Matthews’s brows flew up.

“I need it on my desk within the next three days,” Lucian said stonily.

“Of course,” Matthews said. “I shall try my best. Sir.”

He nearly added a current etiquette guide for gentlemen to the list, but he could probably procure that himself quickly enough. His mood darkened. He hadn’t touched an etiquette manual in years.

Matthews delivered the requested reading material the evening before the wedding. By then, Lucian’s suit and hat were brushed and Harriet’s rooms were prepared. It left him with plenty of time to settle behind his desk to study The Art of Begetting Handsome Children, which turned out to be a thin pamphlet, first printed in 1860, written by Anonymous.

The first page began with frank discouragement:

It is not unheard of for a new bride to wait months before she feels inclined to consummate the marriage ….

“What?” He flipped through the pages in search of something useful.

When the husband cometh into his wife’s chamber, he must entertain her with all kinds of dalliance, wanton behaviour, and allurements …. But if he perceive her to be slow, and cold, he must cherish, embrace and tickle her ….

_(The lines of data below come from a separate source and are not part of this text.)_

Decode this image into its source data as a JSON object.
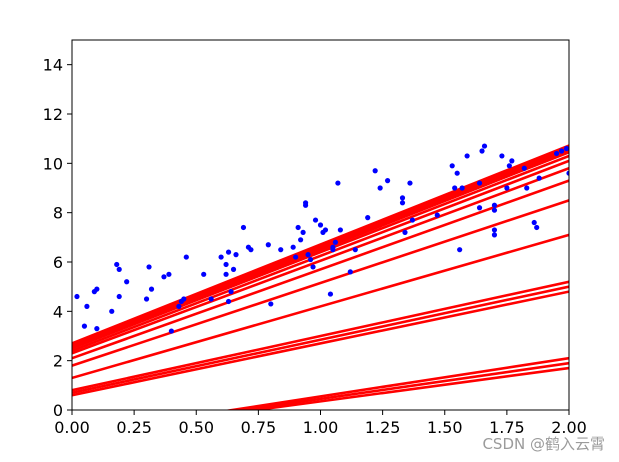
{
  "chart_data": {
    "type": "scatter",
    "title": "",
    "xlabel": "",
    "ylabel": "",
    "xlim": [
      0,
      2
    ],
    "ylim": [
      0,
      15
    ],
    "xticks": [
      0.0,
      0.25,
      0.5,
      0.75,
      1.0,
      1.25,
      1.5,
      1.75,
      2.0
    ],
    "yticks": [
      0,
      2,
      4,
      6,
      8,
      10,
      12,
      14
    ],
    "xtick_labels": [
      "0.00",
      "0.25",
      "0.50",
      "0.75",
      "1.00",
      "1.25",
      "1.50",
      "1.75",
      "2.00"
    ],
    "ytick_labels": [
      "0",
      "2",
      "4",
      "6",
      "8",
      "10",
      "12",
      "14"
    ],
    "grid": false,
    "legend": "none",
    "colors": {
      "points": "#0000ff",
      "lines": "#ff0000",
      "axes": "#000000"
    },
    "points": [
      [
        0.02,
        4.6
      ],
      [
        0.05,
        3.4
      ],
      [
        0.06,
        4.2
      ],
      [
        0.09,
        4.8
      ],
      [
        0.1,
        4.9
      ],
      [
        0.1,
        3.3
      ],
      [
        0.16,
        4.0
      ],
      [
        0.18,
        5.9
      ],
      [
        0.19,
        5.7
      ],
      [
        0.19,
        4.6
      ],
      [
        0.22,
        5.2
      ],
      [
        0.3,
        4.5
      ],
      [
        0.31,
        5.8
      ],
      [
        0.32,
        4.9
      ],
      [
        0.37,
        5.4
      ],
      [
        0.39,
        5.5
      ],
      [
        0.4,
        3.2
      ],
      [
        0.43,
        4.2
      ],
      [
        0.44,
        4.4
      ],
      [
        0.45,
        4.5
      ],
      [
        0.46,
        6.2
      ],
      [
        0.53,
        5.5
      ],
      [
        0.56,
        4.5
      ],
      [
        0.6,
        6.2
      ],
      [
        0.62,
        5.5
      ],
      [
        0.62,
        5.9
      ],
      [
        0.63,
        6.4
      ],
      [
        0.63,
        4.4
      ],
      [
        0.64,
        4.8
      ],
      [
        0.65,
        5.7
      ],
      [
        0.66,
        6.3
      ],
      [
        0.69,
        7.4
      ],
      [
        0.71,
        6.6
      ],
      [
        0.72,
        6.5
      ],
      [
        0.79,
        6.7
      ],
      [
        0.8,
        4.3
      ],
      [
        0.84,
        6.5
      ],
      [
        0.89,
        6.6
      ],
      [
        0.9,
        6.2
      ],
      [
        0.91,
        7.4
      ],
      [
        0.92,
        6.9
      ],
      [
        0.93,
        7.2
      ],
      [
        0.94,
        8.4
      ],
      [
        0.94,
        8.3
      ],
      [
        0.95,
        6.3
      ],
      [
        0.96,
        6.1
      ],
      [
        0.97,
        5.8
      ],
      [
        0.98,
        7.7
      ],
      [
        1.0,
        7.5
      ],
      [
        1.01,
        7.2
      ],
      [
        1.02,
        7.3
      ],
      [
        1.04,
        4.7
      ],
      [
        1.05,
        6.6
      ],
      [
        1.05,
        6.5
      ],
      [
        1.06,
        6.8
      ],
      [
        1.07,
        9.2
      ],
      [
        1.08,
        7.3
      ],
      [
        1.12,
        5.6
      ],
      [
        1.14,
        6.5
      ],
      [
        1.19,
        7.8
      ],
      [
        1.22,
        9.7
      ],
      [
        1.24,
        9.0
      ],
      [
        1.27,
        9.3
      ],
      [
        1.33,
        8.6
      ],
      [
        1.33,
        8.4
      ],
      [
        1.34,
        7.2
      ],
      [
        1.36,
        9.2
      ],
      [
        1.37,
        7.7
      ],
      [
        1.47,
        7.9
      ],
      [
        1.53,
        9.9
      ],
      [
        1.54,
        9.0
      ],
      [
        1.55,
        9.6
      ],
      [
        1.56,
        6.5
      ],
      [
        1.57,
        9.0
      ],
      [
        1.59,
        10.3
      ],
      [
        1.64,
        9.2
      ],
      [
        1.64,
        8.2
      ],
      [
        1.65,
        10.5
      ],
      [
        1.66,
        10.7
      ],
      [
        1.7,
        7.3
      ],
      [
        1.7,
        7.1
      ],
      [
        1.7,
        8.1
      ],
      [
        1.7,
        8.3
      ],
      [
        1.73,
        10.3
      ],
      [
        1.75,
        9.0
      ],
      [
        1.76,
        9.9
      ],
      [
        1.77,
        10.1
      ],
      [
        1.82,
        9.8
      ],
      [
        1.83,
        9.0
      ],
      [
        1.86,
        7.6
      ],
      [
        1.87,
        7.4
      ],
      [
        1.88,
        9.4
      ],
      [
        1.95,
        10.4
      ],
      [
        1.97,
        10.5
      ],
      [
        1.99,
        10.6
      ],
      [
        2.0,
        9.6
      ]
    ],
    "lines": [
      {
        "y0": -1.0,
        "y1": 1.7
      },
      {
        "y0": -1.0,
        "y1": 1.9
      },
      {
        "y0": -1.0,
        "y1": 2.1
      },
      {
        "y0": 0.6,
        "y1": 4.8
      },
      {
        "y0": 0.7,
        "y1": 5.0
      },
      {
        "y0": 0.8,
        "y1": 5.2
      },
      {
        "y0": 1.3,
        "y1": 7.1
      },
      {
        "y0": 1.8,
        "y1": 8.5
      },
      {
        "y0": 2.1,
        "y1": 9.3
      },
      {
        "y0": 2.3,
        "y1": 9.8
      },
      {
        "y0": 2.4,
        "y1": 10.1
      },
      {
        "y0": 2.5,
        "y1": 10.3
      },
      {
        "y0": 2.55,
        "y1": 10.45
      },
      {
        "y0": 2.6,
        "y1": 10.55
      },
      {
        "y0": 2.65,
        "y1": 10.65
      },
      {
        "y0": 2.7,
        "y1": 10.72
      }
    ]
  },
  "watermark": "CSDN @鹤入云霄"
}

Tickle her. Sounded right idiotic.

… and shall not abruptly break into the field of nature, but rather shall creep in by little and little, intermixing more wanton kisses with wanton words and speeches, mauling her secret parts …

Maulingthem?

… so that at length the womb will strive and wax fervent with a desire of casting forth its own seed. When the woman shall perceive the efflux of seed to approach, by reason of the tinkling pleasure, she must advertise her husband thereof that at the very same instant or moment he may also yield forth his seed, that by collision, or meeting of the seeds, conception may be made …

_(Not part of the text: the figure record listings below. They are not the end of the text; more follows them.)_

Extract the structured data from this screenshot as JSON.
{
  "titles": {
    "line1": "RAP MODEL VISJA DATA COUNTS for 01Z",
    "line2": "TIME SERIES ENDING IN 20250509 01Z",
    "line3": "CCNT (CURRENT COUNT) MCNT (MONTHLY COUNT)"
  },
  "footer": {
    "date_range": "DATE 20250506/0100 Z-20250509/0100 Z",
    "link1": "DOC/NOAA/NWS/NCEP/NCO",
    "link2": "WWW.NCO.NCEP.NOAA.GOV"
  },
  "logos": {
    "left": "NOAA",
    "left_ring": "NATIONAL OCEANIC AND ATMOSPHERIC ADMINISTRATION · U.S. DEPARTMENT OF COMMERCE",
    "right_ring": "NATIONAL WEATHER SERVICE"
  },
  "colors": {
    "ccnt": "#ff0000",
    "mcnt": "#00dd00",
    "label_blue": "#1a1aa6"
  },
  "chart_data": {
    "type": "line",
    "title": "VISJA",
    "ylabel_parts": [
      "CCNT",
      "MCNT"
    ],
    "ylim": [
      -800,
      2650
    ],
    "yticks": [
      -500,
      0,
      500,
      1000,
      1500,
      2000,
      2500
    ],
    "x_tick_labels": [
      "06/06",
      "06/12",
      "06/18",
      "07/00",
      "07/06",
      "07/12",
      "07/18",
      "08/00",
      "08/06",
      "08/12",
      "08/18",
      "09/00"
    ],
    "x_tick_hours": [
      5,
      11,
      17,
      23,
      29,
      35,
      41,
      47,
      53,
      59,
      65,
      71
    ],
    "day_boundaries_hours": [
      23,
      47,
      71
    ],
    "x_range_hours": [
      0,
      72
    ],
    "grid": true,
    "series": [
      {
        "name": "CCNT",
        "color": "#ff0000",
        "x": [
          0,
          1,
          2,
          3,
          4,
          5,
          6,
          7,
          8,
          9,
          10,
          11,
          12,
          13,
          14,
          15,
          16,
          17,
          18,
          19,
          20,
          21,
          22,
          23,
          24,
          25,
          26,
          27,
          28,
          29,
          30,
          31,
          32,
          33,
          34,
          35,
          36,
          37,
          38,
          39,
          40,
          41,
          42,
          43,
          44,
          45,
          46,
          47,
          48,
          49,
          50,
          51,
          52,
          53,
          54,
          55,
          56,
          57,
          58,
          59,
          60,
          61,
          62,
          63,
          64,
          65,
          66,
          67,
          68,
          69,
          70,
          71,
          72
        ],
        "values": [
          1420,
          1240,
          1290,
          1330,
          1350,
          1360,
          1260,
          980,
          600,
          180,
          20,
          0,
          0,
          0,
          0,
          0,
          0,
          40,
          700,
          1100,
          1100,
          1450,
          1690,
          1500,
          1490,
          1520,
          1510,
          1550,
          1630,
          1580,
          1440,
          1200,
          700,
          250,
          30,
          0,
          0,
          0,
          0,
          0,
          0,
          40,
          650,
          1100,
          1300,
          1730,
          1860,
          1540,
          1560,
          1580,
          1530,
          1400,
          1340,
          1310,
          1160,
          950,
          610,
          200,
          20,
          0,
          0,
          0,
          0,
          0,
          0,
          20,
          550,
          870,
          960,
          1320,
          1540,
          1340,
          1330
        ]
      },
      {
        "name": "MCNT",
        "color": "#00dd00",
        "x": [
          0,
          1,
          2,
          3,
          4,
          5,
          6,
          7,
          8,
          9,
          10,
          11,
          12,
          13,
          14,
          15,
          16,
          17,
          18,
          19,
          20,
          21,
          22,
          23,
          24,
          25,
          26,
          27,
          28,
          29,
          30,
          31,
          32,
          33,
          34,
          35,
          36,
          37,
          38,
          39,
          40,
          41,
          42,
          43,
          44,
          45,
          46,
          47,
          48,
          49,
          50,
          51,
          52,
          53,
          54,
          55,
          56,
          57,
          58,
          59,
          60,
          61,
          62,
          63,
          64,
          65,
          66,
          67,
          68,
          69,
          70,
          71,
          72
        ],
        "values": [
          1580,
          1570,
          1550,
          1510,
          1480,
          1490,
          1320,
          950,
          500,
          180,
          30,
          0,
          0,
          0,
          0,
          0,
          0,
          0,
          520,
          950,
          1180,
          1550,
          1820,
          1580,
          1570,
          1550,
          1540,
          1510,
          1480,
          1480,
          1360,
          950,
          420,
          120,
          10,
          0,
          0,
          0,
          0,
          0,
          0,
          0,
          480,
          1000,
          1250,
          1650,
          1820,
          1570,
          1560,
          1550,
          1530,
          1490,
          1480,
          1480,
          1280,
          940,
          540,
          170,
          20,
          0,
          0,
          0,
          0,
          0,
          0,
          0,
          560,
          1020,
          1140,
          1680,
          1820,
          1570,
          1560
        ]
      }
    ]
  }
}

He threw the pamphlet in the bin under his desk. Kiss her, kiss her quim, take her slowly—he’d have done so all without the help of a manual. No, his approach wasn’t the trouble—it was him: scarred, blunt-fingered, lowly bred. And there was nothing he could do about that other than get on with it. On second thought, he dove under the desk to retrieve the pamphlet because it said it there, black on white in fancy speech, that a woman should get some tinkling pleasure from the act rather than just suffer it if she wanted to get with child. If Harriet wasn’t open to enjoying his attentions out of modesty, then perhaps impartial scientific advice could change her mind. He’d find out tomorrow night.